The lighting system will be built two fold. First there will be normal ceiling lights which are controlled with normal wall switches. I want something which isn’t dependent on my Domotica system which in turn relies on WiFi. If for whatever reason it would stop functioning, not being able to turn on a light would be quite a problem. So each room is getting a normal light.
Next to that I have decided where I want to have either LED downlights (in the ceiling) and/or LED strips. There will be more places lit by the system then shown here, but these are the points I need to electrician to run cables to.
Downstairs will be a mix of LED downlights and LED strips.
Here is the picture I made to convey my wishes to my electrician:
Click on the picture to see a larger version
Here you can see the spots in the ceiling where I wish to have a LED downlight and the places where I’m planning to use LED strip. All have wires drawn attached to them to show where I’m going to place my WiFi LED PWM dimmer module an feed in the power.
Downstairs consists of 2 locations for this. One on top of a high cabinet in the kitchen. This cabinet is 220cm high so anything on top of it shouldn’t be visible for a normal position. The ceiling is 260cm high so that leaves 40cm to work with, that should be more then plenty.
As you can see from the drawing 5 modules in the kitchen and 3 in the wiring closet. The amount isn’t final yet, but with my current 2 channel version the minimum required. When designing the plan it’s important to keep in mind what voltage you are going to use for the connected lights and what the expected voltage drop for the used cable length is going to be.
Because it’s low voltage DC cabling, voltage drop will occur over longer lengths and thus if you are connecting 2 sets of lights using one ESP dimmer you need to make sure that the cable length connected behind it is about the same. That way you can compensate using your power supply to get the voltage to the right level where the lights are. This is also the reason why I didn’t place the power supplies and Dimmer modules in the wiring closet for every light I have. The amount of wasted energy would just be too much.
Some tips through which can minimize the effect.
- Use thicker copper wire to go to the place the lights are located but in between them you can use a thinner wire (if the distance isn’t that big).

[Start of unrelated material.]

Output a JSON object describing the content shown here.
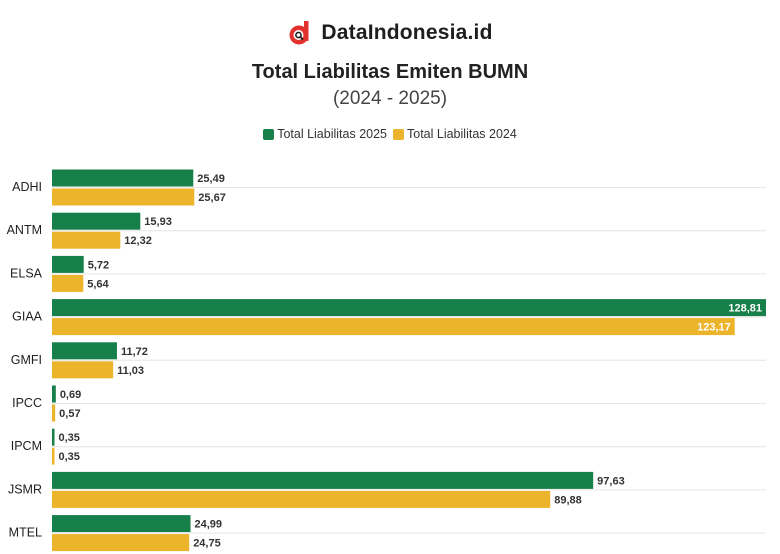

Using my “system” all the lights connected to one output are wired in parallel
- Use higher voltage DC lights/strips where possible
- Use a trimmable power supply so you can compensate for the voltage loss at the “end” of the cable
The lights and strip used will be described in another blog post.
Let’s start with the drawing:
Click for a larger version
Again, several places with downlights and some light strips. The downlights will be placed in the hallway and in the bathroom to provide ampel light or softly dimmed light when desired. The one’s drawn in the vide are special, they are some chandelier type lights I bought a while back which I will fix myself using LED strip.
Again I used one spot where I will concentrate all the dimmer modules and power supplies. In this case I will need a minimum of 5 dimmer modules.
The last place is the attic. Here I’ve kept the plan quite simple. There are probably going to be more controlled lights, but since there is no real way to hide all the wires through the wall (or rather the ceiling plates) the electrician doesn’t need to do anything with it.
Click to see a larger version
I have planned to use two LED strips and no other lights have been planned for the electrician. Since it’s going to be a roof with exposed wooden beams I will most likely use the beams to run cables and attach some lights.
All these plans have been translated into official drawings as shown below.
Click for a larger version (one image)
So that’s the plan. I can’t tell you if it’s going to work yet because the house hasn’t been built. But everything I’ve been designing and been building the last year tells me it should work, so I’m moving ahead with it! Hopefully we’ll be able to enjoy the lights and dimmers for a very long time!